Wednesday, February 15, 2012

California Education Budget Deficits Balanced on Teacher's Backs (ContributorNetwork)

COMMENTARY | Education is looking anything but golden in the state of California. As Obama fights to reform higher education, and California Governor Jerry Brown struggles to balance a deficit budget, school districts, teachers, parents and voters face some very tough decisions in the next month.

In communities all across California education is in a crisis. With the state sending IOUs for the last several years to attempt to correct the downward spiraling budget mess, school districts have been scrambling to create 'Band-Aid' plans to close their budget gaps. Retirement incentives, teacher and employee concessions, property taxes, and fundraising donations have all helped keep schools afloat, but I fear that the time has come when we just cannot swing it that way anymore.

According to The Davis Enterprise, nearly 137 teachers will receive layoff notices on March 15-equating to nearly 30 percent of the entire teaching population in the school district. California mandates that school district issue layoffs by this date; if not notified, teachers are due to be rehired. Teachers like me, who have dedicated their entire careers to educating our community's children, will now have budgets balanced on our backs. Of the three options outlined by the Davis Enterprise to close the district's $3.5 million deficit, all include some sort of salary cutback for teachers. Over notifying teachers results in undue stress, loss of productivity and the likelihood that some teachers will look for other, more secure jobs. Everyone knows teachers are not in this profession for the money, but do we really have to be the ones to always feel the pain?

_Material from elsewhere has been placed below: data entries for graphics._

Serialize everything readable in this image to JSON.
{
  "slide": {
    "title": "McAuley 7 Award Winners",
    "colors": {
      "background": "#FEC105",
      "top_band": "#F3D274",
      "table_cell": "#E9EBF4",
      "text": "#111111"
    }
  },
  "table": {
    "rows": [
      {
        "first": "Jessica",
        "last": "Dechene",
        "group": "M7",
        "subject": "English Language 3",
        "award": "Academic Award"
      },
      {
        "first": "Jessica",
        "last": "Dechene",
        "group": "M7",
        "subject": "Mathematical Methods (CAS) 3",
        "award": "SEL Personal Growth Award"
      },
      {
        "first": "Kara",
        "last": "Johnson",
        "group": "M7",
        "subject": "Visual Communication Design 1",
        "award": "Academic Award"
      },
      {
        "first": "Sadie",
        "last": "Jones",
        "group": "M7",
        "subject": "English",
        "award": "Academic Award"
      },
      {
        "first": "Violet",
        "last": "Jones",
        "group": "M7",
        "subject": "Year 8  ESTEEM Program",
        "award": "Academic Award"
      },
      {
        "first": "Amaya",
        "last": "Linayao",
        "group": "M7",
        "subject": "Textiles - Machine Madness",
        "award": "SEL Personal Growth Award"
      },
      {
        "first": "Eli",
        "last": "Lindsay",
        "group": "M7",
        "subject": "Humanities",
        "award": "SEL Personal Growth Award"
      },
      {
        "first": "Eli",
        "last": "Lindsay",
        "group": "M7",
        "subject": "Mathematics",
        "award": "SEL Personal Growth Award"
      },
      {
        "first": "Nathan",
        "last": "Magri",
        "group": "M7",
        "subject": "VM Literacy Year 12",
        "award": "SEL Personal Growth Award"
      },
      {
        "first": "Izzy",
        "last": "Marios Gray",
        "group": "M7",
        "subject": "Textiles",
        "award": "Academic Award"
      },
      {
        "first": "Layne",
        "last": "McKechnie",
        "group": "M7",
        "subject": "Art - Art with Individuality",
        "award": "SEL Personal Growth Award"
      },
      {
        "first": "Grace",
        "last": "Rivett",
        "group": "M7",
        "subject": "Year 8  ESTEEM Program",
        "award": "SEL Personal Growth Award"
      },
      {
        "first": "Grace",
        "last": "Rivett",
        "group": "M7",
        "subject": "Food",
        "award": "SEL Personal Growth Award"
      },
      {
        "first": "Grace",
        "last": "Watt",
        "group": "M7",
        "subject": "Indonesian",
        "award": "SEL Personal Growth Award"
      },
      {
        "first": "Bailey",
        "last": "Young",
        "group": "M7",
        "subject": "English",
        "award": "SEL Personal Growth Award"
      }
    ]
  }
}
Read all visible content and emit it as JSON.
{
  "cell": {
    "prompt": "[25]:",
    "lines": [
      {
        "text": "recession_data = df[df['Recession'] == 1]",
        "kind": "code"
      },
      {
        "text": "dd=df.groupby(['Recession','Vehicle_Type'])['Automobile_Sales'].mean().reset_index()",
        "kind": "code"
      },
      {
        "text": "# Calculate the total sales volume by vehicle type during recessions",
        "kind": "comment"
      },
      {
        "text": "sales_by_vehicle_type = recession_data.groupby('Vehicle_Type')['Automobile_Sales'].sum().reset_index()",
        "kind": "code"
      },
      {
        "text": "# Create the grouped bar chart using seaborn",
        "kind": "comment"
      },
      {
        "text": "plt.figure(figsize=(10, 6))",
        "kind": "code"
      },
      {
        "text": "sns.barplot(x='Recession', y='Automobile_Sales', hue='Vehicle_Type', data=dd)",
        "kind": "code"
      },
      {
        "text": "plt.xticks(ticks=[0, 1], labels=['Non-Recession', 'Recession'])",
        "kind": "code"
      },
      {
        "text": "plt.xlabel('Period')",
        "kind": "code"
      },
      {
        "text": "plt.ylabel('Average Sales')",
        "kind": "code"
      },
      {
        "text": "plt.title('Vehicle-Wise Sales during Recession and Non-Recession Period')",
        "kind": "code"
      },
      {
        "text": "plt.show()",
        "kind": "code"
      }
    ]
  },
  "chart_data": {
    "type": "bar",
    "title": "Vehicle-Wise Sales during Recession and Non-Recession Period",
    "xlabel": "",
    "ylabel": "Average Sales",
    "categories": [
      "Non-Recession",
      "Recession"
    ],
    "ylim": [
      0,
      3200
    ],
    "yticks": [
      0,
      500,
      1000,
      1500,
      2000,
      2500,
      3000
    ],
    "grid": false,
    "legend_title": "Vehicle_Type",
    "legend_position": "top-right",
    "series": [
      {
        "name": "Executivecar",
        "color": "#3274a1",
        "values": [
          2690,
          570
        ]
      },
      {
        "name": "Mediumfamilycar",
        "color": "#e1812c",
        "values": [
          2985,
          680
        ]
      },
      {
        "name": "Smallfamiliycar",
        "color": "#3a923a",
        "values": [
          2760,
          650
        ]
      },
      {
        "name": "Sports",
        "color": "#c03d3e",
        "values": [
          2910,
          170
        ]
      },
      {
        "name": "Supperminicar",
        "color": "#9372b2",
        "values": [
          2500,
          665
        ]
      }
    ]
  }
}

While elective and secondary teachers (me included) are not escaping the chopping block, hardest hit this round will be elementary school educators. California's class size reduction program has allowed elementary schools to run smaller classrooms K-6th grade, the logic being that a smaller student to teacher ratio will improve instruction and student learning. However, for many school districts facing devastating cutbacks, this effective program is up for elimination. Forcing elementary school teachers to be spread more thinly will certainly result in further kids falling through the cracks-especially in reading. Those educational deficits will remain. Many children, who fail to become strong readers by third grade struggle through their middle and high school grades, develop 'behavior problems' and fail to graduate and/or meet college admissions requirements.

Sounds dire? Well, it is. Our country needs to find a better way to solve our education crisis than directly targeting those who are on the frontlines-our teachers and our students. Telling educators to learn to do 'less with more' is insulting. I invite those critics to spend a day in my classroom with 30+ teenagers trying to improve their reading and writing skills while battling puberty, social insecurities and the pressure of college admissions.

Issuing layoff notices to the very people who are toiling every day to improve the lives of our children is not the way to go. The children still need to be educated. California, you can do better.